The fact that I’m from Sweden, where we have a rather liberal view on sex, surely affected my views and expectations on this. I could never have imagined how the game would be seen from the outside. I have previously written novels and short stories that explores sex and sexuality in a similar manner, sometimes targeting teenagers and young adults, and that has never been questioned in any way. So I was rather taken aback when I, during the Kickstarter campaign for Knife Sisters, realized how differently a (predominantly text-based) game would be received, compared to written fiction, and how hard it would be to get exposure for the project. I wrote a little about that here.
Knife Sisters was always an experimental venture, and apart from the resulting game itself, one aspect of the project has become to explore boundaries in the outside world, to see how our society measures up to its alleged goals of inclusion, diversity and acceptance.
During this blog series I will make comparisons to see how sex as a topic is handled in different media.
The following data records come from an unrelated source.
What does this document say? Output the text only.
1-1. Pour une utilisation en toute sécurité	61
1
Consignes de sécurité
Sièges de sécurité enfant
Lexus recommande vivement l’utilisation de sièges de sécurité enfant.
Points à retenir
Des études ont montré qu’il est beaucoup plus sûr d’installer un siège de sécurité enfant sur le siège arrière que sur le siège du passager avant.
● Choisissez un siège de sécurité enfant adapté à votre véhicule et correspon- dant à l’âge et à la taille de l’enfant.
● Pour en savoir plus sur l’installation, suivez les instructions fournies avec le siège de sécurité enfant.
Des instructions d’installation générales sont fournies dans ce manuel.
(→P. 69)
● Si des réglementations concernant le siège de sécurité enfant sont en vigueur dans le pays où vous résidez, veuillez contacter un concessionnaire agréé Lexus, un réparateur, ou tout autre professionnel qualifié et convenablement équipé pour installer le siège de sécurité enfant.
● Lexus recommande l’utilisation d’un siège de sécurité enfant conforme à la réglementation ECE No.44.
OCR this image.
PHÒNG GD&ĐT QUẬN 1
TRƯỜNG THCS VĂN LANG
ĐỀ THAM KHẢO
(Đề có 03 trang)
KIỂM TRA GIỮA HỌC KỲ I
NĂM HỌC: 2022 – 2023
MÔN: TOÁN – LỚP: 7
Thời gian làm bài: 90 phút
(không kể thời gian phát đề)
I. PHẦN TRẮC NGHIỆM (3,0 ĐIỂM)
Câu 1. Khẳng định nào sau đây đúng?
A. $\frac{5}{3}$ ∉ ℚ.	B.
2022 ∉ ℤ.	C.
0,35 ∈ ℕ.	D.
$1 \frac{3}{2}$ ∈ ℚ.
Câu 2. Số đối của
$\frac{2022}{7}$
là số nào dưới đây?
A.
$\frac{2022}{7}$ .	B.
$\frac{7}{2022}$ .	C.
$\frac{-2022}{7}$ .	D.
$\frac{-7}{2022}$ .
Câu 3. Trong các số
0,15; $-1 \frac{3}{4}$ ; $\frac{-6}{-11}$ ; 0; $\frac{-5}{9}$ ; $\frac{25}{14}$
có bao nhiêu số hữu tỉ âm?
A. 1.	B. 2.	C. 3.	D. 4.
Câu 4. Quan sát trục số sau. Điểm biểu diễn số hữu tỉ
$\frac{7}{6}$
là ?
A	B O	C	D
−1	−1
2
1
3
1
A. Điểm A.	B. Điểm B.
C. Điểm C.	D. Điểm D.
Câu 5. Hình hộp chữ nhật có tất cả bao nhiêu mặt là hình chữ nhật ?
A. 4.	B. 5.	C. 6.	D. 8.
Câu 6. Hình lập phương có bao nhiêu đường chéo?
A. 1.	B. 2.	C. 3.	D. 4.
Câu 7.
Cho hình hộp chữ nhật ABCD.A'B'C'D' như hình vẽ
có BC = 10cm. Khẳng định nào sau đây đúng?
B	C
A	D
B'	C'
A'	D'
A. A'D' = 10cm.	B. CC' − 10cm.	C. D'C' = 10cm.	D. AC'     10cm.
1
I will look into questions around how we are supposed to discuss consent and sexuality with young people, when those topics are banned from online platforms and hidden behind 18+ walls. I’ll comment on stores such as Steam and the age rating process by PEGI. I’ll also look into the fear of the unknown, and how people might want to distance themselves from topics that could result in shaming from others. I haven’t decided on everything yet, so let’s see where this leads!